今日は技能実習生の記事が日経新聞に載っていたので、このことを取り上げたいと思います。

私の嫁はもう永住権を持っているので普通に働いていますが、8年ぐらい前に働いていた工場に2年間の期間で20代のベトナムからの実習生が働いていて、嫁を通じて仲良くなって彼女たちの生活を目の当たりにしていたので、とてもこの話には思い入れがあります。

というのも、やっぱり日本は本来の技能実習生の制度を理解して働く経験を積んでもらうというよりも、日本人で集まりにくい職種で、出来るだけコストを掛けずに働いてもらおうという、あえていうなら「奴隷制度」的な使い方をする企業も多いと思いました。

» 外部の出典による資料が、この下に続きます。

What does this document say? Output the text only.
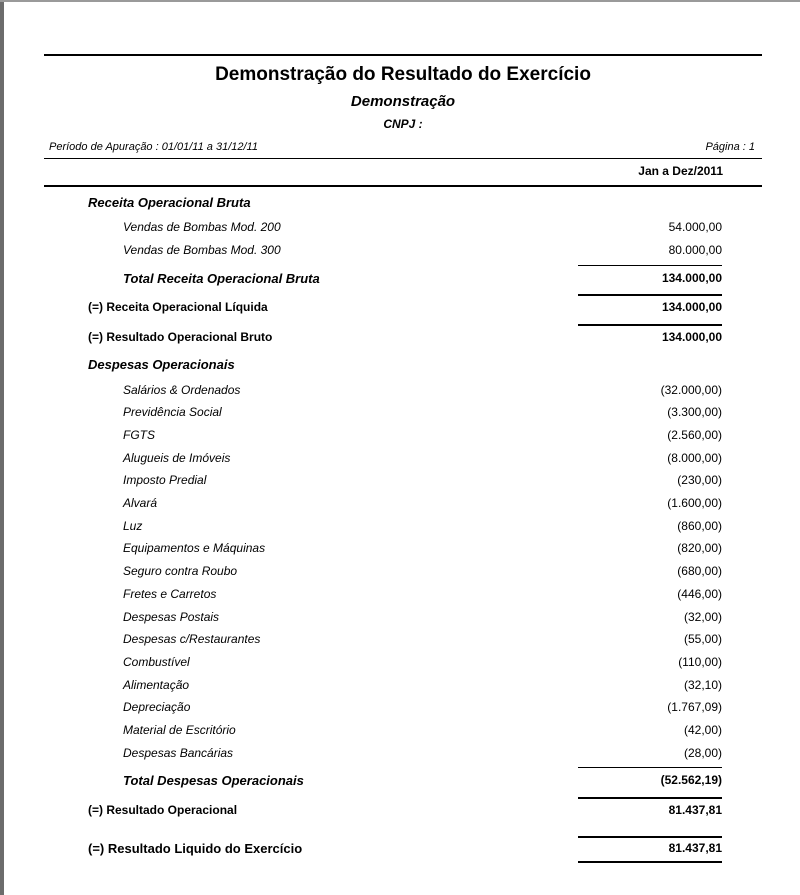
Demonstração do Resultado do Exercício
Demonstração
CNPJ :
Período de Apuração : 01/01/11 a 31/12/11	Página : 1
Jan a Dez/2011
Receita Operacional Bruta
Vendas de Bombas Mod. 200	54.000,00
Vendas de Bombas Mod. 300	80.000,00
Total Receita Operacional Bruta	134.000,00
(=) Receita Operacional Líquida	134.000,00
(=) Resultado Operacional Bruto	134.000,00
Despesas Operacionais
Salários & Ordenados	(32.000,00)
Previdência Social	(3.300,00)
FGTS	(2.560,00)
Alugueis de Imóveis	(8.000,00)
Imposto Predial	(230,00)
Alvará	(1.600,00)
Luz	(860,00)
Equipamentos e Máquinas	(820,00)
Seguro contra Roubo	(680,00)
Fretes e Carretos	(446,00)
Despesas Postais	(32,00)
Despesas c/Restaurantes	(55,00)
Combustível	(110,00)
Alimentação	(32,10)
Depreciação	(1.767,09)
Material de Escritório	(42,00)
Despesas Bancárias	(28,00)
Total Despesas Operacionais	(52.562,19)
(=) Resultado Operacional	81.437,81
(=) Resultado Liquido do Exercício	81.437,81
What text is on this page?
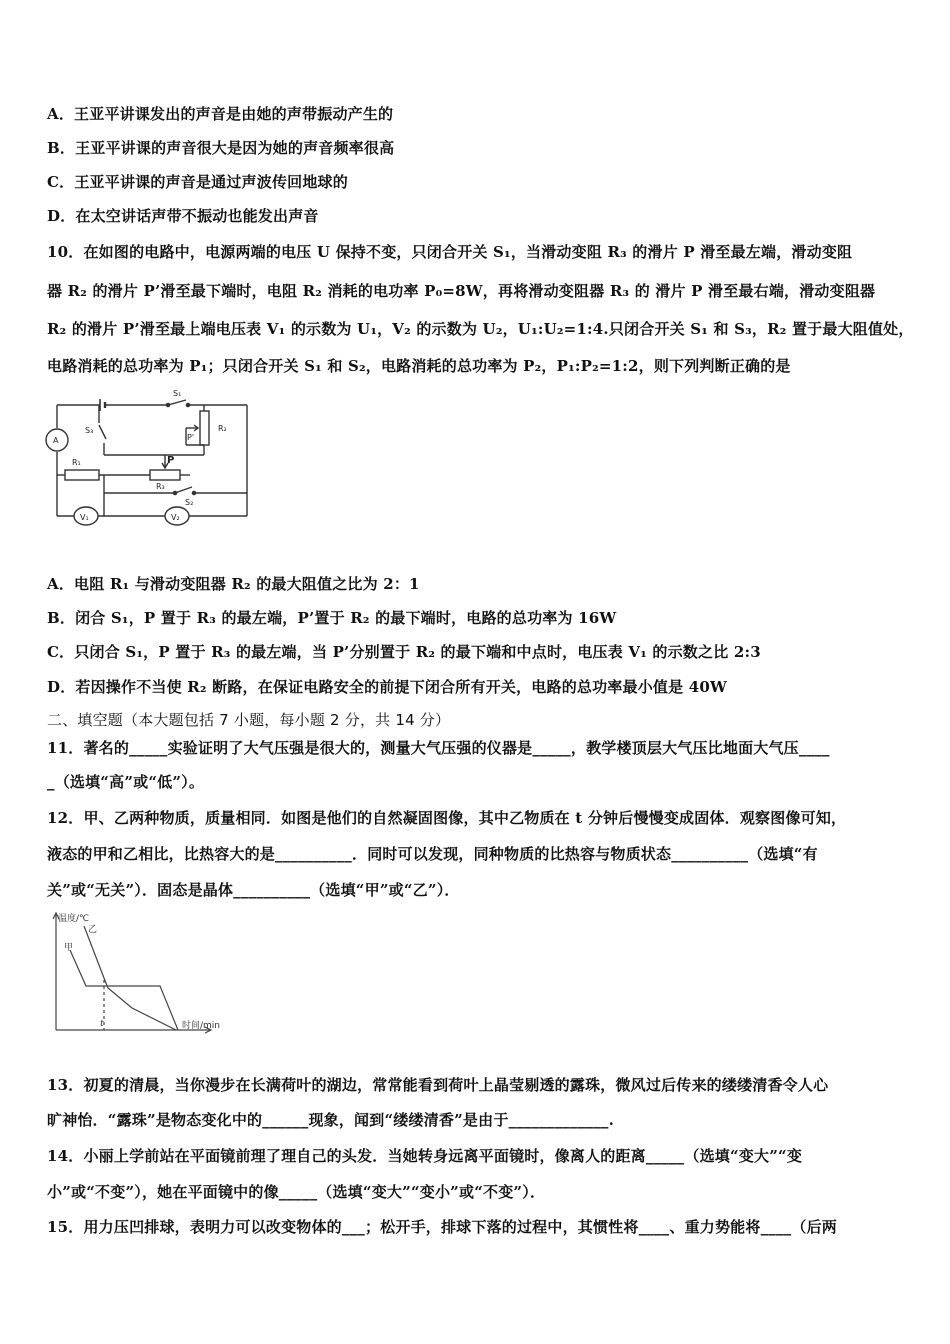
A．王亚平讲课发出的声音是由她的声带振动产生的
B．王亚平讲课的声音很大是因为她的声音频率很高
C．王亚平讲课的声音是通过声波传回地球的
D．在太空讲话声带不振动也能发出声音
10．在如图的电路中，电源两端的电压 U 保持不变，只闭合开关 S₁，当滑动变阻 R₃ 的滑片 P 滑至最左端，滑动变阻
器 R₂ 的滑片 P’滑至最下端时，电阻 R₂ 消耗的电功率 P₀=8W，再将滑动变阻器 R₃ 的 滑片 P 滑至最右端，滑动变阻器
R₂ 的滑片 P’滑至最上端电压表 V₁ 的示数为 U₁，V₂ 的示数为 U₂，U₁:U₂=1:4.只闭合开关 S₁ 和 S₃，R₂ 置于最大阻值处，
电路消耗的总功率为 P₁；只闭合开关 S₁ 和 S₂，电路消耗的总功率为 P₂，P₁:P₂=1:2，则下列判断正确的是
S₁
S₃	R₂
P'
A
R₁	P
R₃
S₂
V₁	V₂
A．电阻 R₁ 与滑动变阻器 R₂ 的最大阻值之比为 2：1
B．闭合 S₁，P 置于 R₃ 的最左端，P’置于 R₂ 的最下端时，电路的总功率为 16W
C．只闭合 S₁，P 置于 R₃ 的最左端，当 P’分别置于 R₂ 的最下端和中点时，电压表 V₁ 的示数之比 2:3
D．若因操作不当使 R₂ 断路，在保证电路安全的前提下闭合所有开关，电路的总功率最小值是 40W
二、填空题（本大题包括 7 小题，每小题 2 分，共 14 分）
11．著名的_____实验证明了大气压强是很大的，测量大气压强的仪器是_____，教学楼顶层大气压比地面大气压____
_（选填“高”或“低”）。
12．甲、乙两种物质，质量相同．如图是他们的自然凝固图像，其中乙物质在 t 分钟后慢慢变成固体．观察图像可知，
液态的甲和乙相比，比热容大的是__________．同时可以发现，同种物质的比热容与物质状态__________（选填“有
关”或“无关”）．固态是晶体__________（选填“甲”或“乙”）．
温度/℃
乙
甲
t	时间/min
13．初夏的清晨，当你漫步在长满荷叶的湖边，常常能看到荷叶上晶莹剔透的露珠，微风过后传来的缕缕清香令人心
旷神怡．“露珠”是物态变化中的______现象，闻到“缕缕清香”是由于_____________.
14．小丽上学前站在平面镜前理了理自己的头发．当她转身远离平面镜时，像离人的距离_____（选填“变大”“变
小”或“不变”），她在平面镜中的像_____（选填“变大”“变小”或“不变”）．
15．用力压凹排球，表明力可以改变物体的___；松开手，排球下落的过程中，其惯性将____、重力势能将____（后两
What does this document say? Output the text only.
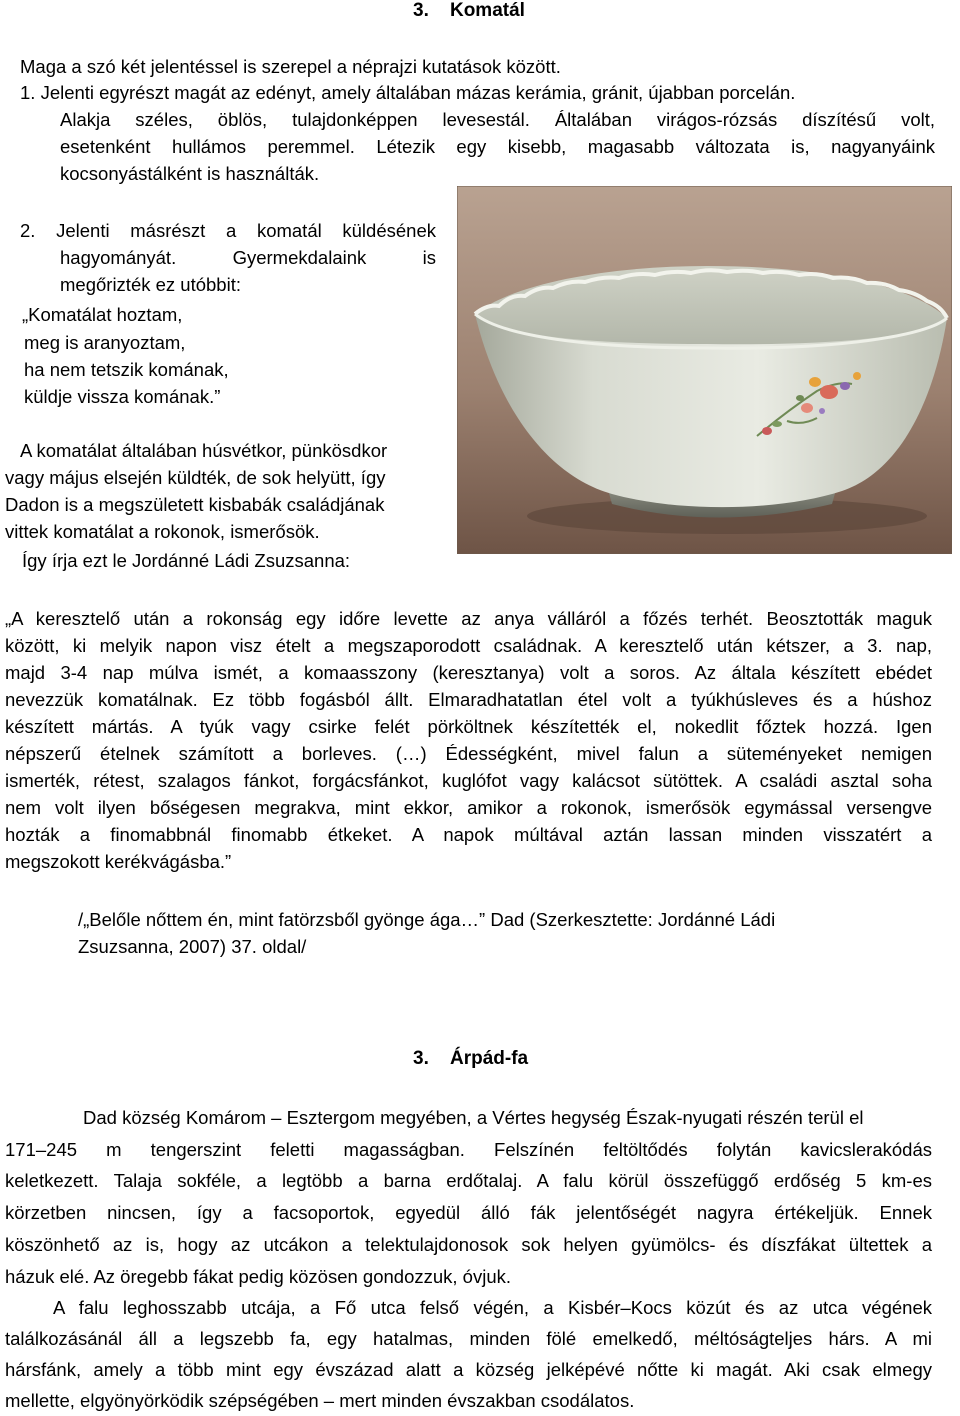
3. Komatál
Maga a szó két jelentéssel is szerepel a néprajzi kutatások között.
1. Jelenti egyrészt magát az edényt, amely általában mázas kerámia, gránit, újabban porcelán.
Alakja széles, öblös, tulajdonképpen levesestál. Általában virágos-rózsás díszítésű volt,
esetenként hullámos peremmel. Létezik egy kisebb, magasabb változata is, nagyanyáink
kocsonyástálként is használták.
2. Jelenti másrészt a komatál küldésének
hagyományát. Gyermekdalaink is
megőrizték ez utóbbit:
„Komatálat hoztam,
meg is aranyoztam,
ha nem tetszik komának,
küldje vissza komának.”
A komatálat általában húsvétkor, pünkösdkor
vagy május elsején küldték, de sok helyütt, így
Dadon is a megszületett kisbabák családjának
vittek komatálat a rokonok, ismerősök.
Így írja ezt le Jordánné Ládi Zsuzsanna:
„A keresztelő után a rokonság egy időre levette az anya válláról a főzés terhét. Beosztották maguk
között, ki melyik napon visz ételt a megszaporodott családnak. A keresztelő után kétszer, a 3. nap,
majd 3-4 nap múlva ismét, a komaasszony (keresztanya) volt a soros. Az általa készített ebédet
nevezzük komatálnak. Ez több fogásból állt. Elmaradhatatlan étel volt a tyúkhúsleves és a húshoz
készített mártás. A tyúk vagy csirke felét pörköltnek készítették el, nokedlit főztek hozzá. Igen
népszerű ételnek számított a borleves. (…) Édességként, mivel falun a süteményeket nemigen
ismerték, rétest, szalagos fánkot, forgácsfánkot, kuglófot vagy kalácsot sütöttek. A családi asztal soha
nem volt ilyen bőségesen megrakva, mint ekkor, amikor a rokonok, ismerősök egymással versengve
hozták a finomabbnál finomabb étkeket. A napok múltával aztán lassan minden visszatért a
megszokott kerékvágásba.”
/„Belőle nőttem én, mint fatörzsből gyönge ága…” Dad (Szerkesztette: Jordánné Ládi
Zsuzsanna, 2007) 37. oldal/
3. Árpád-fa
Dad község Komárom – Esztergom megyében, a Vértes hegység Észak-nyugati részén terül el
171–245 m tengerszint feletti magasságban. Felszínén feltöltődés folytán kavicslerakódás
keletkezett. Talaja sokféle, a legtöbb a barna erdőtalaj. A falu körül összefüggő erdőség 5 km-es
körzetben nincsen, így a facsoportok, egyedül álló fák jelentőségét nagyra értékeljük. Ennek
köszönhető az is, hogy az utcákon a telektulajdonosok sok helyen gyümölcs- és díszfákat ültettek a
házuk elé. Az öregebb fákat pedig közösen gondozzuk, óvjuk.
A falu leghosszabb utcája, a Fő utca felső végén, a Kisbér–Kocs közút és az utca végének
találkozásánál áll a legszebb fa, egy hatalmas, minden fölé emelkedő, méltóságteljes hárs. A mi
hársfánk, amely a több mint egy évszázad alatt a község jelképévé nőtte ki magát. Aki csak elmegy
mellette, elgyönyörködik szépségében – mert minden évszakban csodálatos.
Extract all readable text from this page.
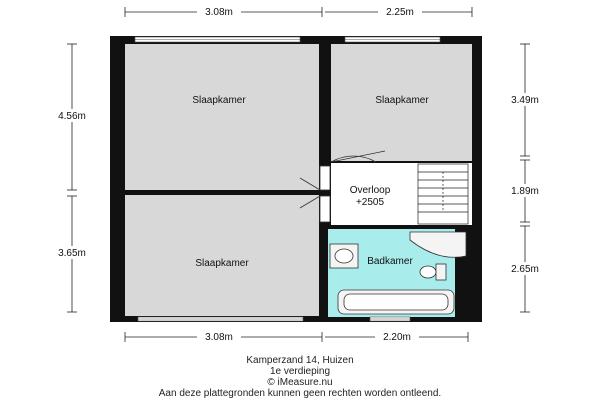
Slaapkamer	Slaapkamer
Slaapkamer
Overloop
+2505
Badkamer
3.08m	2.25m
3.08m	2.20m
4.56m
3.65m
3.49m
1.89m
2.65m
Kamperzand 14, Huizen
1e verdieping
© iMeasure.nu
Aan deze plattegronden kunnen geen rechten worden ontleend.
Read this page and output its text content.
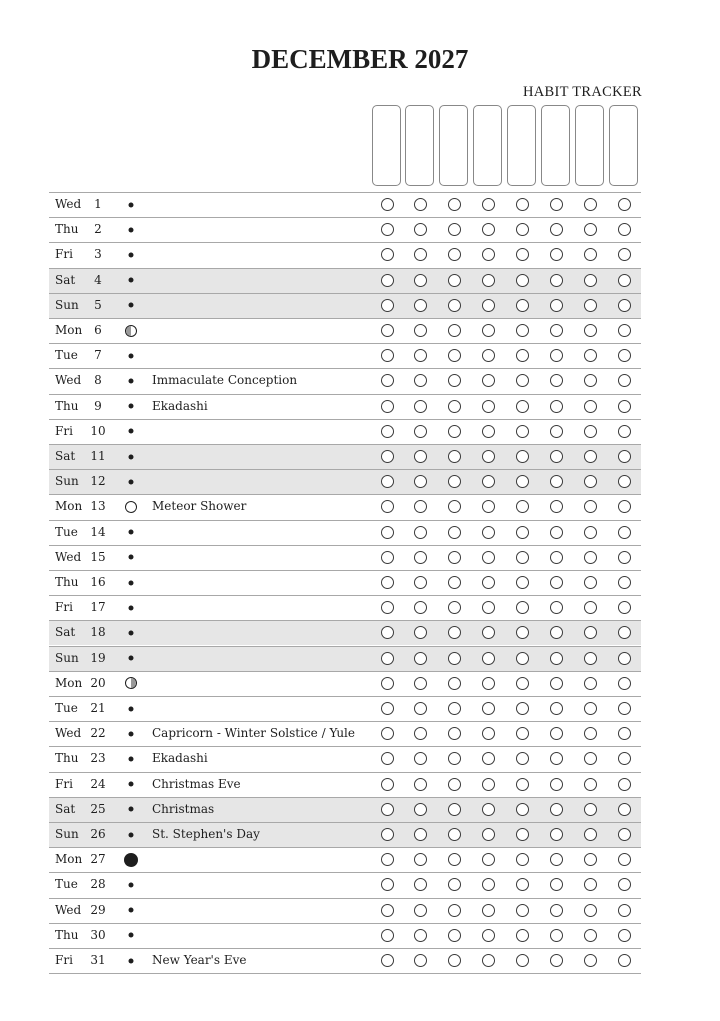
DECEMBER 2027
HABIT TRACKER
Wed	1
Thu	2
Fri	3
Sat	4
Sun	5
Mon 6
Tue	7
Wed	8	Immaculate Conception
Thu	9	Ekadashi
Fri 10
Sat 11
Sun 12
Mon 13	Meteor Shower
Tue 14
Wed 15
Thu 16
Fri 17
Sat 18
Sun 19
Mon 20
Tue 21
Wed 22	Capricorn - Winter Solstice / Yule
Thu 23	Ekadashi
Fri 24	Christmas Eve
Sat 25	Christmas
Sun 26	St. Stephen's Day
Mon 27
Tue 28
Wed 29
Thu 30
Fri 31	New Year's Eve
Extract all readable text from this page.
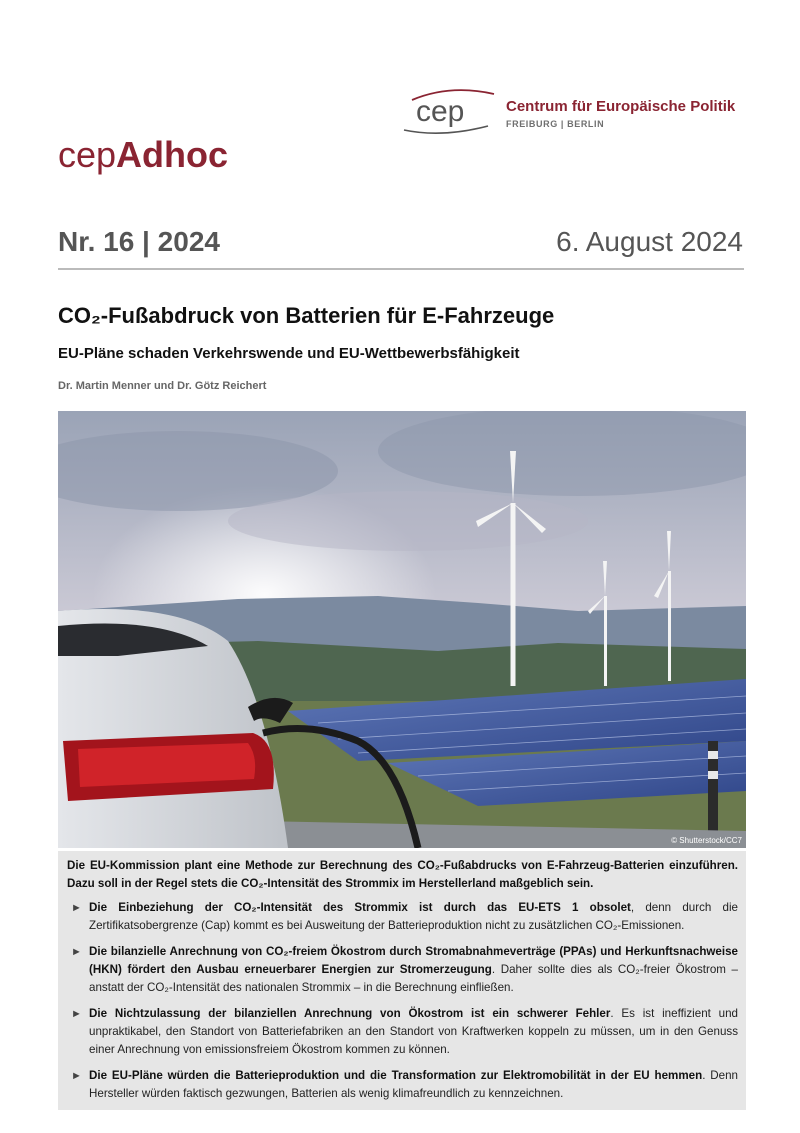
cep	Centrum für Europäische Politik
FREIBURG | BERLIN
cepAdhoc
Nr. 16 | 2024	6. August 2024
CO₂-Fußabdruck von Batterien für E-Fahrzeuge
EU-Pläne schaden Verkehrswende und EU-Wettbewerbsfähigkeit
Dr. Martin Menner und Dr. Götz Reichert
© Shutterstock/CC7

Die EU-Kommission plant eine Methode zur Berechnung des CO₂-Fußabdrucks von E-Fahrzeug-Batterien einzuführen. Dazu soll in der Regel stets die CO₂-Intensität des Strommix im Herstellerland maßgeblich sein.

► Die Einbeziehung der CO₂-Intensität des Strommix ist durch das EU-ETS 1 obsolet, denn durch die Zertifikatsobergrenze (Cap) kommt es bei Ausweitung der Batterieproduktion nicht zu zusätzlichen CO₂-Emissionen.
► Die bilanzielle Anrechnung von CO₂-freiem Ökostrom durch Stromabnahmeverträge (PPAs) und Herkunftsnachweise (HKN) fördert den Ausbau erneuerbarer Energien zur Stromerzeugung. Daher sollte dies als CO₂-freier Ökostrom – anstatt der CO₂-Intensität des nationalen Strommix – in die Berechnung einfließen.
► Die Nichtzulassung der bilanziellen Anrechnung von Ökostrom ist ein schwerer Fehler. Es ist ineffizient und unpraktikabel, den Standort von Batteriefabriken an den Standort von Kraftwerken koppeln zu müssen, um in den Genuss einer Anrechnung von emissionsfreiem Ökostrom kommen zu können.
► Die EU-Pläne würden die Batterieproduktion und die Transformation zur Elektromobilität in der EU hemmen. Denn Hersteller würden faktisch gezwungen, Batterien als wenig klimafreundlich zu kennzeichnen.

彼女たちの額面支給額は16万円ですが、手取りは10万を切っていました。
1人では暮らせないので築50年の2DKアパートに3人で暮らして、ご飯は安い野菜ばかり食べていました。

殆ど外食も娯楽もしないどころか、嫁が当時通っていたNGOの日本語教室にもお願いして通わせてもらい日本語を勉強する真面目さでした。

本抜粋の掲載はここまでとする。